Recently Dennis Agterberg, a fellow contractor, experienced some major issues with random LUN loss on all his ESXi Hosts. The environment consists of HP Virtual Connect FC modules connected to 8Gb Brocade switches.
From a vCenter perspective repetitive “lost access to volume … due to connectivity issues. Recovery attempt is in progress and outcome will be reported shortly” messages appear while the vmkernel log is showing messages like:
2012-05-02T01:34:02.805Z cpu3:4099)<3>lpfc820 0000:02:00.2: 0:(0):0717 FCP command x12 residual underrun converted to error Data: xff xff x24
2012-05-02T01:34:02.805Z cpu3:4099)NMP: nmp_ThrottleLogForDevice:2318: Cmd 0x12 (0x412400d086c0) to dev “naa.60060160d8901f00e859cf520978e111” on path “vmhba0:C0:T7:L3” Failed: H:0x7 D:0x0 P:0x0 Possible sense data: 0x0 0x0 0x0.Act:EVAL
2012-05-02T01:34:02.805Z cpu3:4099)WARNING: NMP: nmp_DeviceRequestFastDeviceProbe:237:NMP device “naa.60060160d8901f00e859cf520978e111” state in doubt; requested fast path state update…
In short Dennis pointed out the problem to be an incorrect setting of the portCfgFillWord mode on the Brocade FC Switches.
So what’s this Fill-Word stuff? A Fill-Word is a primitive signal which is needed to maintain bit and word synchronization between two adjacent ports and is more error prone with the increased clockspeed on 8Gb links. Read the complete article about Fill-Words here.
The HP Virtual Connect Release Notes indicate that the portCfgFillWord mode needs to be set to 3 whenever you are connecting to a Brocade 8Gb FC Switch:
When VC 8Gb 20-port FC Module and VC FlexFabric 10Gb/24-port Module Fibre Channel uplink ports are configured to operate at 8Gb speed and connect to HP B-series (Brocade) Fibre Channel SAN switches, the minimum supported version of the Brocade Fabric OS (FOS) is v6.4.x.
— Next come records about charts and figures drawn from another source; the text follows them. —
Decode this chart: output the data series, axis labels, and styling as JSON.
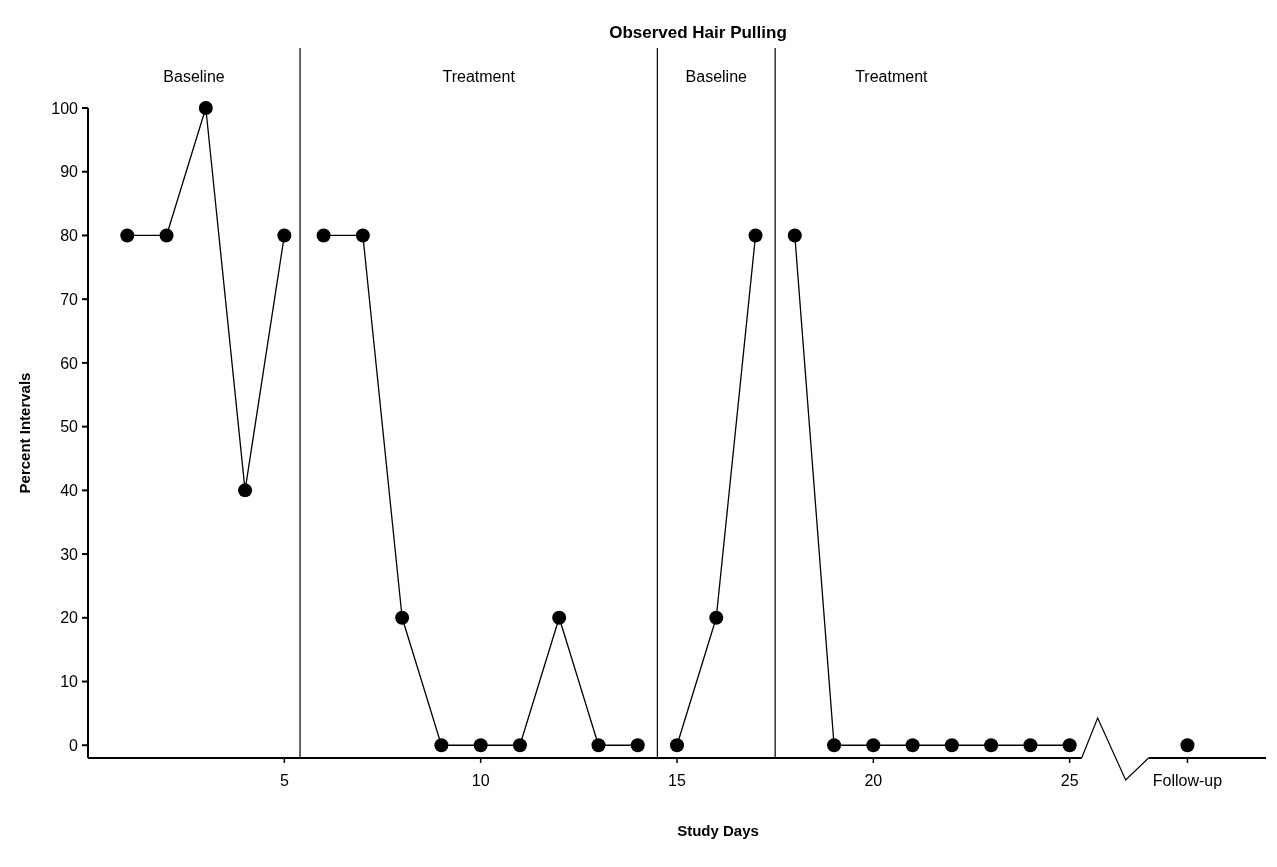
{
  "chart_data": {
    "type": "line",
    "title": "Observed Hair Pulling",
    "xlabel": "Study Days",
    "ylabel": "Percent Intervals",
    "xlim": [
      0,
      30
    ],
    "ylim": [
      -2,
      100
    ],
    "xticks": [
      5,
      10,
      15,
      20,
      25,
      {
        "value": 28,
        "label": "Follow-up"
      }
    ],
    "yticks": [
      0,
      10,
      20,
      30,
      40,
      50,
      60,
      70,
      80,
      90,
      100
    ],
    "series": [
      {
        "color": "#000000",
        "x": [
          1,
          2,
          3,
          4,
          5
        ],
        "values": [
          80,
          80,
          100,
          40,
          80
        ]
      },
      {
        "color": "#000000",
        "x": [
          6,
          7,
          8,
          9,
          10,
          11,
          12,
          13,
          14
        ],
        "values": [
          80,
          80,
          20,
          0,
          0,
          0,
          20,
          0,
          0
        ]
      },
      {
        "color": "#000000",
        "x": [
          15,
          16,
          17
        ],
        "values": [
          0,
          20,
          80
        ]
      },
      {
        "color": "#000000",
        "x": [
          18,
          19,
          20,
          21,
          22,
          23,
          24,
          25
        ],
        "values": [
          80,
          0,
          0,
          0,
          0,
          0,
          0,
          0
        ]
      },
      {
        "color": "#000000",
        "x": [
          28
        ],
        "values": [
          0
        ]
      }
    ],
    "ref_lines": [
      {
        "axis": "x",
        "value": 5.4,
        "color": "#000000"
      },
      {
        "axis": "x",
        "value": 14.5,
        "color": "#000000"
      },
      {
        "axis": "x",
        "value": 17.5,
        "color": "#000000"
      }
    ],
    "annotations": [
      "Baseline",
      "Treatment",
      "Baseline",
      "Treatment"
    ],
    "marker": "circle",
    "line_style": "solid",
    "grid": false
  }
}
In addition, the Fill Word on those switch ports must be configured with option Mode 3 to prevent connectivity issues at 8Gb speed.
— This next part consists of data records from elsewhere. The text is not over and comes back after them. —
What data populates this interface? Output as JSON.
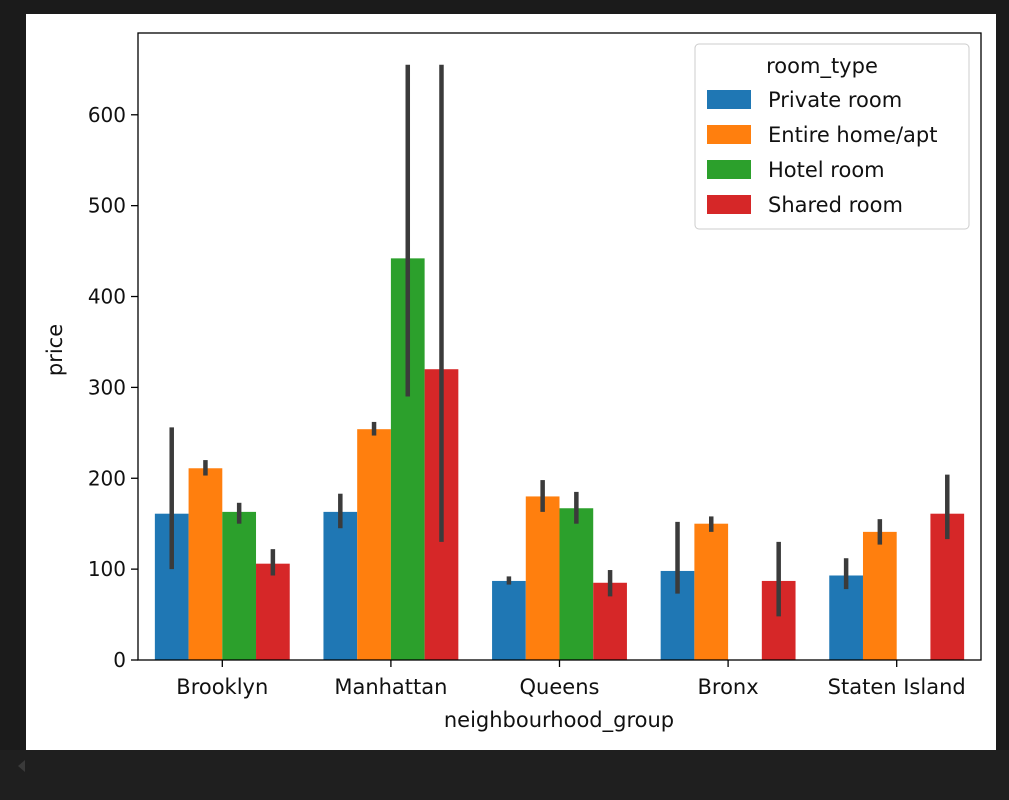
{
  "chart_data": {
    "type": "bar",
    "xlabel": "neighbourhood_group",
    "ylabel": "price",
    "ylim": [
      0,
      690
    ],
    "yticks": [
      0,
      100,
      200,
      300,
      400,
      500,
      600
    ],
    "categories": [
      "Brooklyn",
      "Manhattan",
      "Queens",
      "Bronx",
      "Staten Island"
    ],
    "legend": {
      "title": "room_type",
      "placement": "top-right"
    },
    "grid": false,
    "series": [
      {
        "name": "Private room",
        "color": "#1f77b4",
        "values": [
          161,
          163,
          87,
          98,
          93
        ],
        "ci_low": [
          100,
          145,
          83,
          73,
          78
        ],
        "ci_high": [
          256,
          183,
          92,
          152,
          112
        ]
      },
      {
        "name": "Entire home/apt",
        "color": "#ff7f0e",
        "values": [
          211,
          254,
          180,
          150,
          141
        ],
        "ci_low": [
          203,
          247,
          163,
          141,
          127
        ],
        "ci_high": [
          220,
          262,
          198,
          158,
          155
        ]
      },
      {
        "name": "Hotel room",
        "color": "#2ca02c",
        "values": [
          163,
          442,
          167,
          null,
          null
        ],
        "ci_low": [
          150,
          290,
          150,
          null,
          null
        ],
        "ci_high": [
          173,
          655,
          185,
          null,
          null
        ]
      },
      {
        "name": "Shared room",
        "color": "#d62728",
        "values": [
          106,
          320,
          85,
          87,
          161
        ],
        "ci_low": [
          93,
          130,
          70,
          48,
          133
        ],
        "ci_high": [
          122,
          655,
          99,
          130,
          204
        ]
      }
    ],
    "error_bar_color": "#3b3b3b"
  }
}
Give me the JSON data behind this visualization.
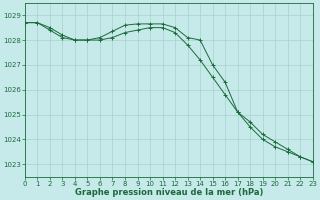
{
  "title": "Graphe pression niveau de la mer (hPa)",
  "background_color": "#c6e9e9",
  "grid_color": "#a8d0d0",
  "line_color": "#1a6b3a",
  "xlim": [
    0,
    23
  ],
  "ylim": [
    1022.5,
    1029.5
  ],
  "yticks": [
    1023,
    1024,
    1025,
    1026,
    1027,
    1028,
    1029
  ],
  "xticks": [
    0,
    1,
    2,
    3,
    4,
    5,
    6,
    7,
    8,
    9,
    10,
    11,
    12,
    13,
    14,
    15,
    16,
    17,
    18,
    19,
    20,
    21,
    22,
    23
  ],
  "series1_x": [
    0,
    1,
    2,
    3,
    4,
    5,
    6,
    7,
    8,
    9,
    10,
    11,
    12,
    13,
    14,
    15,
    16,
    17,
    18,
    19,
    20,
    21,
    22,
    23
  ],
  "series1_y": [
    1028.7,
    1028.7,
    1028.5,
    1028.2,
    1028.0,
    1028.0,
    1028.1,
    1028.35,
    1028.6,
    1028.65,
    1028.65,
    1028.65,
    1028.5,
    1028.1,
    1028.0,
    1027.0,
    1026.3,
    1025.1,
    1024.7,
    1024.2,
    1023.9,
    1023.6,
    1023.3,
    1023.1
  ],
  "series2_x": [
    0,
    1,
    2,
    3,
    4,
    5,
    6,
    7,
    8,
    9,
    10,
    11,
    12,
    13,
    14,
    15,
    16,
    17,
    18,
    19,
    20,
    21,
    22,
    23
  ],
  "series2_y": [
    1028.7,
    1028.7,
    1028.4,
    1028.1,
    1028.0,
    1028.0,
    1028.0,
    1028.1,
    1028.3,
    1028.4,
    1028.5,
    1028.5,
    1028.3,
    1027.8,
    1027.2,
    1026.5,
    1025.8,
    1025.1,
    1024.5,
    1024.0,
    1023.7,
    1023.5,
    1023.3,
    1023.1
  ],
  "tick_labelsize": 5,
  "xlabel_fontsize": 6,
  "fig_width": 3.2,
  "fig_height": 2.0,
  "dpi": 100
}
On HP B-series (Brocade) FC switches, use the portCfgFillWord (portCfgFillWord <Port#><Mode>) command to configure this setting.
Mode Link Init/Fill Word
Mode 0 IDLE/IDLE
Mode 1 ARBF/ARBF
Mode 2 IDLE/ARBF
Mode 3 If ARBF/ARBF fails, use IDLE/ARBF
Modes 2 and 3 are compliant with FC-FS-3 specifications (standards specify the IDLE/ARBF behavior of Mode 2, which is used by Mode 3 if ARBF/ARBF fails after 3 attempts). For most environments, Brocade recommends using Mode 3, as it provides more flexibility and compatibility with a wide range of devices. In the event that the default setting or Mode 3 does not work with a particular device, contact your switch vendor for further assistance.
Basically the key takeaway here is to mind the portCfgFillWord mode whenever setting up or migrating towards an 8 Gb FC Brocade infrastructure.
Stacy
/ July 22, 2012Question about the symptoms – When the intermittent LUN loss occurred, did the LUNs stay disconnected, or were access to volume restored messages seen in vCenter shortly after?
Dennis Agterberg
/ July 23, 2012Hi Stacy,
Access to the volumes was restored shortly after.
In vCenter I saw these messages:
Lost access to volume 4f969274-8bb27a5a-cfbe-0017a4770410 (volume name) due to connectivity issues. Recovery attempt is in progress and outcome will be reported shortly.
And then these:
Successfully restored access to volume 4f969274-8bb27a5a-cfbe-0017a4770410 (volume name) following connectivity issues.
Regards,
Dennis
Joseph Mancera
/ August 20, 2012After modifying the portCfgFillword, does it resolved the issue?
Dennis Agterberg
/ August 21, 2012Ji Joseph,
Yes, the issues we had were resolved.
Regards,
Dennis
Carl Wallace
/ August 24, 2012I assume this change was made on the ports to which the HP equipment connected?
Non-8Gb gear uses idle/idle (mode 1) and 8Gb uses modes 2 or 3, but really… mode 3 just scans modes 1 and 2, in the same way a NIC uses ‘AUTO’ rather than hard-coding the speed/duplex.
Chris
/ August 28, 2012We just ran into this issues as well. The difference in our environment was that the VNX storage ports their fill word set incorrectly. So, just a reminder. Check both ends ie. the host and storage port configs when LUNs start disappearing or showing up with crazy capacity numbers.
Dave
/ September 14, 2012If I set all ports to fillword 3, will 4gb/sec connections have issues with this type? or can they handle fillword 3?
Dennis Agterberg
/ October 5, 2012@Carl, the changes were indeed only made to the ports were the HP FlexFabric was connected to.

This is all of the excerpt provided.